Lost? All you need to know about the Fibonacci sequence is that it’s made up of numbers that are added together, beginning with 0 and 1:

  • 0+1 = 1. Add the answer (1) to the sequence, giving 0, 1, 1. Now, we add the new lot of numbers together;
  • 1+1 = 2. Add the answer (2) to the sequence, giving 0, 1, 1, 2. Now, we add the new lot of numbers together;
  • 1+2 = 3. Add the answer (3) to the sequence, giving 0, 1, 1, 2, 3. 

And so forth. The only thing you need to memorise to find the next number in the sequence is what the most recent two numbers add up to. Let’s look at the Fibonacci sequence in a much longer form, one that we hope you’ll never need when you’re using this particular betting system:

  • 0, 1, 1, 2, 3, 5, 8, 13, 21, 34, 55, 89, 144, 233, 377, 610, 987, 1597, and 2584.

When represented as a drawing instead of in numbers, the Fibonacci sequence creates the ‘golden’ spiral we mentioned earlier. Why golden? It’s something of an idea for the growth of things and is visible in nature. Sunflowers, cauliflowers, the family tree of bees, DNA molecules, hurricanes, nautiluses, and even the human face (one nose, two eyes, three limb segments etc) follow the Fibonacci sequence. The song Lateralus by the progressive metal band Tool uses the Fibonacci sequence to order the number of syllables of its lyrics, too. 

Why? Who knows.

The Fibonacci Betting System

Hopefully, by now, you’ll be able to see that the Fibonacci betting system follows the famous sequence in some way or another.

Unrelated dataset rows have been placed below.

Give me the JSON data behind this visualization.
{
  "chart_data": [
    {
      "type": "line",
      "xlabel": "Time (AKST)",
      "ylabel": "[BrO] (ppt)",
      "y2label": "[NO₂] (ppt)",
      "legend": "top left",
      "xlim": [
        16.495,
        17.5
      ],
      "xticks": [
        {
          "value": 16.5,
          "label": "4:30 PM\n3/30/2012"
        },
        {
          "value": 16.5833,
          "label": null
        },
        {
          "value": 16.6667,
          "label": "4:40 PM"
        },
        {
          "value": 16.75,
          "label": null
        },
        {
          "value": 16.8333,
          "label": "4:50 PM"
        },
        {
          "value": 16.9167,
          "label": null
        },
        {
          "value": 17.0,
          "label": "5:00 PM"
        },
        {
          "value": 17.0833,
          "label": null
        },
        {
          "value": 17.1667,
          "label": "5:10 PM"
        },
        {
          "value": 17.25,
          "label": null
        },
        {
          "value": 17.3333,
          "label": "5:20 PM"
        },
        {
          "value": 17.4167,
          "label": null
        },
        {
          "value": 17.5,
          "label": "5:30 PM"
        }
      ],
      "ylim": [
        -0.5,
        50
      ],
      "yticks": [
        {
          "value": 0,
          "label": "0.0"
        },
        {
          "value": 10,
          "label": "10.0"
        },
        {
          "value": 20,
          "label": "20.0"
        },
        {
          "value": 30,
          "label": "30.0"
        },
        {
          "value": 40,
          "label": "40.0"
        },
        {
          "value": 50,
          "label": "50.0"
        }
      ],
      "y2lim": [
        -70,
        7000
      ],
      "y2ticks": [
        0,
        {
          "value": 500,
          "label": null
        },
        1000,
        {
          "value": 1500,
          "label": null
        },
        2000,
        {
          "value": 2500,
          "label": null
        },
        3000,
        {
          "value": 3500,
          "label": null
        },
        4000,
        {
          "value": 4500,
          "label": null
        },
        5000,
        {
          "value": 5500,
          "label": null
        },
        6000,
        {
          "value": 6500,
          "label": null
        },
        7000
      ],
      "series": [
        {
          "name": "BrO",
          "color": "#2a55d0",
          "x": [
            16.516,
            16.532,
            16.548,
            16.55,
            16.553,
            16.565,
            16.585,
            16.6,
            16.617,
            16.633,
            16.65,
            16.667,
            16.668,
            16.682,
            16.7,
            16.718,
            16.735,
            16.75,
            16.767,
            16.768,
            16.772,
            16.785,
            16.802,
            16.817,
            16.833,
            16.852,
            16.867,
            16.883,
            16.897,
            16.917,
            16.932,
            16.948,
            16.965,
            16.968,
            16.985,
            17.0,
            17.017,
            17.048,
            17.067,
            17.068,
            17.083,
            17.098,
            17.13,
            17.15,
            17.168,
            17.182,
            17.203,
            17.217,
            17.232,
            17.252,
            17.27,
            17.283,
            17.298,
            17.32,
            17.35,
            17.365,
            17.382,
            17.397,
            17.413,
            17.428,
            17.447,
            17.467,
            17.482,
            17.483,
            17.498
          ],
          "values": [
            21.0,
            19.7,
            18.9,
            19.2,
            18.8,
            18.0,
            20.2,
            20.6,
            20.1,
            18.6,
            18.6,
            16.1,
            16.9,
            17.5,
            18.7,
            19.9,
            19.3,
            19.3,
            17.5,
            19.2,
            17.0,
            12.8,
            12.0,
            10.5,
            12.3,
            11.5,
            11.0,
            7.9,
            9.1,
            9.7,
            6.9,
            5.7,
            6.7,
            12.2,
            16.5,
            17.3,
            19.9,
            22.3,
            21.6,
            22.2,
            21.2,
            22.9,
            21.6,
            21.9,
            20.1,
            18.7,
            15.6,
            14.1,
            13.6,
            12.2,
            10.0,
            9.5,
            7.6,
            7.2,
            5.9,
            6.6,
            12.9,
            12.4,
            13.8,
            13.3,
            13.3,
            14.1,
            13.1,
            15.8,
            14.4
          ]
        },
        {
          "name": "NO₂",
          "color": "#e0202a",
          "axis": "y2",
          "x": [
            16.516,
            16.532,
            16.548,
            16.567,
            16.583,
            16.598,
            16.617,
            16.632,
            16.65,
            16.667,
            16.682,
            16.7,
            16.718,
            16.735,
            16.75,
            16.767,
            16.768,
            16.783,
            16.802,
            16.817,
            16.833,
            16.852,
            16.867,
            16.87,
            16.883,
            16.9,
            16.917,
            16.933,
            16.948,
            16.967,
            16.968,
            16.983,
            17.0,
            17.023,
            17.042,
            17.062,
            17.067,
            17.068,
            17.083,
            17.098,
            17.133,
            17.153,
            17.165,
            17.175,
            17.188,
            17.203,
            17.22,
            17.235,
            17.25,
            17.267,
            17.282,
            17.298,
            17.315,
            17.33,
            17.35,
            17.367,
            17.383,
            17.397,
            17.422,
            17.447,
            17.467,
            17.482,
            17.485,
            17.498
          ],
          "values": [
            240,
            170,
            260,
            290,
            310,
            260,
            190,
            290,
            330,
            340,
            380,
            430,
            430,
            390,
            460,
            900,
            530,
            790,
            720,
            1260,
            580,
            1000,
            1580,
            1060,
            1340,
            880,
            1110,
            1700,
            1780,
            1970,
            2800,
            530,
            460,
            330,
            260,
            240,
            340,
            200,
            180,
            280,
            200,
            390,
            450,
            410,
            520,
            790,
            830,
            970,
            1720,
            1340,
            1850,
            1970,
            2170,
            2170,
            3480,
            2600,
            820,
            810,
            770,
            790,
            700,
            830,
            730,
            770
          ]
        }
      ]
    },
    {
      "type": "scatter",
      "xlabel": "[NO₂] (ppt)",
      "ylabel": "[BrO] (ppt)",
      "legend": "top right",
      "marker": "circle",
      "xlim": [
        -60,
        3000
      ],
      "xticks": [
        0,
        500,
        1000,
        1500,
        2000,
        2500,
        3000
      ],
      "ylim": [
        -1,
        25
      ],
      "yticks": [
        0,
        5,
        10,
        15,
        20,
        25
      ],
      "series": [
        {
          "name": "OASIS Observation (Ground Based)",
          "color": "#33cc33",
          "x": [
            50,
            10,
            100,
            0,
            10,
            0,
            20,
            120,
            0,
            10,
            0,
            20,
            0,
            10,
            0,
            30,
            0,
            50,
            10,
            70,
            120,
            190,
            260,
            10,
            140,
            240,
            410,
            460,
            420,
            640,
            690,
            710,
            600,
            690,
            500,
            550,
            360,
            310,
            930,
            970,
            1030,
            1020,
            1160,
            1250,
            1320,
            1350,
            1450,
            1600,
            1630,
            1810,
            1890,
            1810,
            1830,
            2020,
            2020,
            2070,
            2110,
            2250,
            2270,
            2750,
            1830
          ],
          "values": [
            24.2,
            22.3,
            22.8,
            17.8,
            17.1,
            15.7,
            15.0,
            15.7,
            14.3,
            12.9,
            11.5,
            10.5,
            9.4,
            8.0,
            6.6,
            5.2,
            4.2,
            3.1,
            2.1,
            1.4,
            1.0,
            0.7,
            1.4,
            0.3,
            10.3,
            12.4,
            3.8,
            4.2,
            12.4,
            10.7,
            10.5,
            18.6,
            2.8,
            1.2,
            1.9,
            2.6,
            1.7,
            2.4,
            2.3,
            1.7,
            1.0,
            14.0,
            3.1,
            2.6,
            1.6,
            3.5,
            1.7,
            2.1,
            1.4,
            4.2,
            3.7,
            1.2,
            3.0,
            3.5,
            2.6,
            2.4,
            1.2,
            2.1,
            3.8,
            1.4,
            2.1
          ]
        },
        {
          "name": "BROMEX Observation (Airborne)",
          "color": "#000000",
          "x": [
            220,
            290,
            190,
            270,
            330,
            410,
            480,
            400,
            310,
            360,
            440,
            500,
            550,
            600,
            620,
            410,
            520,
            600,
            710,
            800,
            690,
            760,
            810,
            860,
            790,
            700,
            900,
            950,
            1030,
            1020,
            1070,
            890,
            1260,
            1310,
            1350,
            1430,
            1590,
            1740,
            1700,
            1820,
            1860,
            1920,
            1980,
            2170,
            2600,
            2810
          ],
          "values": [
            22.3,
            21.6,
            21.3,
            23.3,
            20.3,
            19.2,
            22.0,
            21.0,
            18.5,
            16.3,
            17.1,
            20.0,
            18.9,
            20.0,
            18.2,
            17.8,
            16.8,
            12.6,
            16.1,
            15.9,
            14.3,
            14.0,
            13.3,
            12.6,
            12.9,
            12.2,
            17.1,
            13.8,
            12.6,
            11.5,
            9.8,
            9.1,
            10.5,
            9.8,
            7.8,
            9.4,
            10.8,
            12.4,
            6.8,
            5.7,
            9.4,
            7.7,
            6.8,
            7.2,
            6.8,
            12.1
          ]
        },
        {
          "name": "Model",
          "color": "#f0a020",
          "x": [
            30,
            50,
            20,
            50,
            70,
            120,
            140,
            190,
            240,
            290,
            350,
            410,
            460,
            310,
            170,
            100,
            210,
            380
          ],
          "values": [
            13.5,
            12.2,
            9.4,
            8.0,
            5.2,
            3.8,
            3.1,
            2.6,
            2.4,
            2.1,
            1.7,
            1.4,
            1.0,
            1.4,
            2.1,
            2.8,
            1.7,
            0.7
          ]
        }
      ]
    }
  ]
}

If you’d like to use it in a casino game (it’s applicable to anything where bets are placed and won or lost), simply write it down and keep to the following rules:

  • Bet one whole unit according to your position on the Fibonacci sequence, which is determined by;
    • One step forward on a losing bet or;
    • Two steps backwards on a winning bet.

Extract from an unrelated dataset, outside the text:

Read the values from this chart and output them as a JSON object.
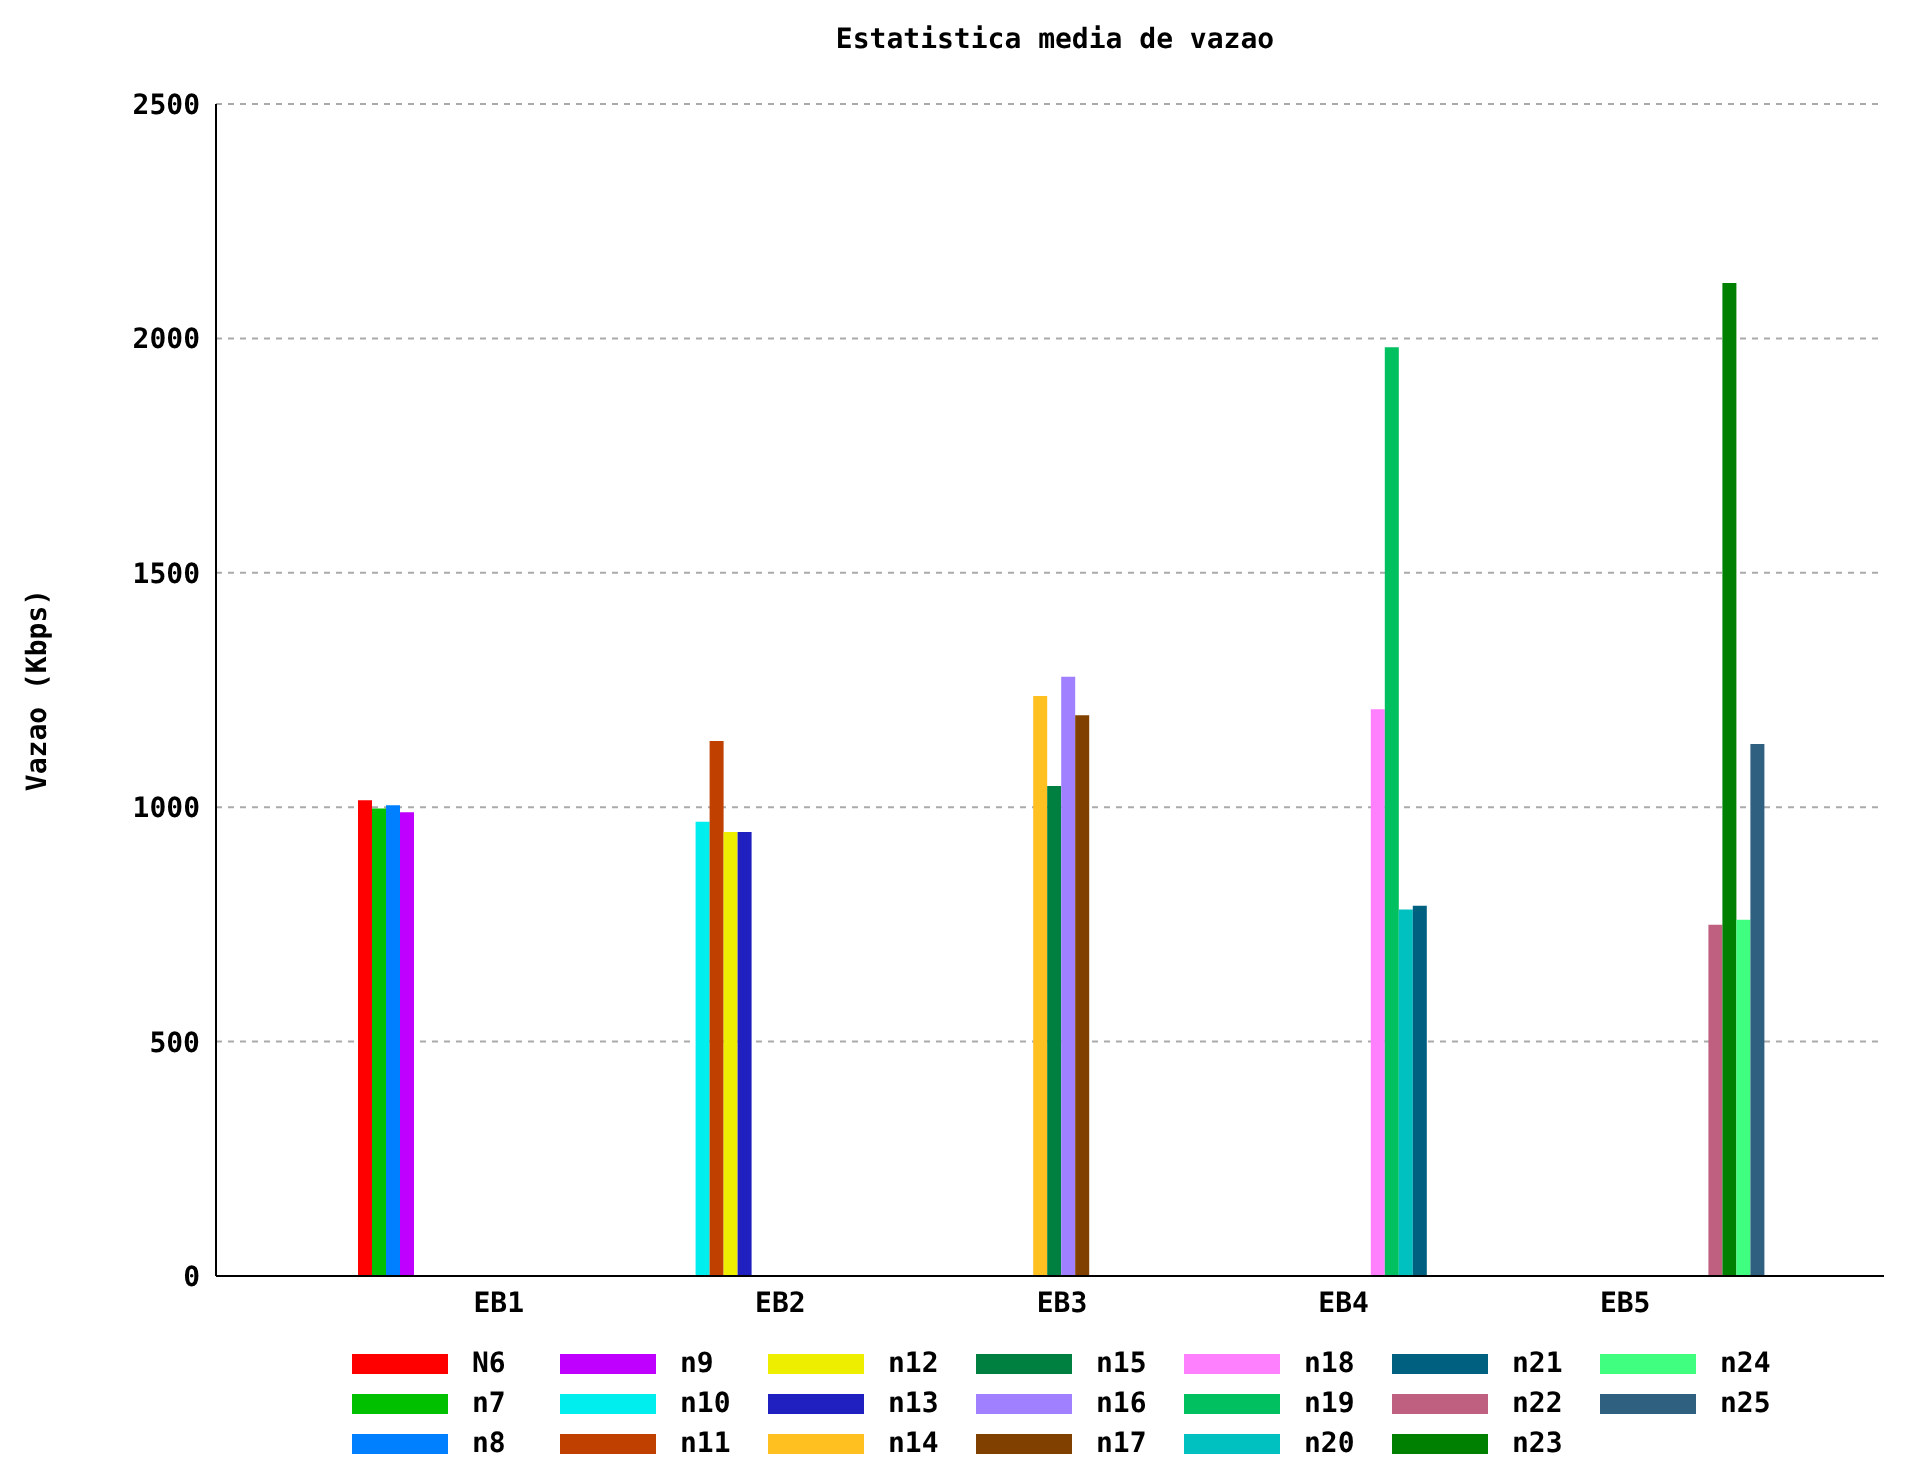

You will begin on 1, which represents one whole unit at the first stage. If you lose, bet 1 again; if you lose, bet 2; if you lose, bet 3; if you lose, bet 5 … and so forth. Winning on 5 will take you two steps down the sequence, to 2 – and then 1. You can restart the sequence from this position, as it’s not possible to go any further back.

What’s Wrong with it?

The Fibonacci betting sequence is based upon chasing losses in even markets (even/odd, win/loss, black/red, etc.) until the player wins, gives up, or runs out of money. Once again, this process takes way too many cues from the gamblers’ fallacy. While everyday logic might dictate that a coin toss has to land on heads eventually, theoretically, it doesn’t. The only reliable aspect of a 50:50 chance is that you will get both outcomes eventually. Try it yourself. See what number you get to by assigning +1 to heads and -1 to tails and flipping the coin ten times. Is it zero?

The Fibonacci sequence is known as a negative progression, which means betting more (and more) when you’re losing. It’s not hard to see the problems with this kind of wagering and it’s widely criticised by gambling experts. If you have infinite time and an infinite bankroll, then the Fibonacci sequence is a sound way of betting but, for the average roulette player, having to stake £5 (on an initial stake of £1) on the fourth loss in a row isn’t anybody’s idea of a practical progression towards getting some sort of significant win

Did You Know?

The Fibonacci sequence has a very long history, going back to the 13th century. However, Fibonacci, then known as Leonardo of Pisa, originally invented his famous concept to calculate the spread of rapid populations. Separate from Fibonacci, though, the number sequence of 0-1-1-2-3-5, etc. may actually have its roots in 450BC in India.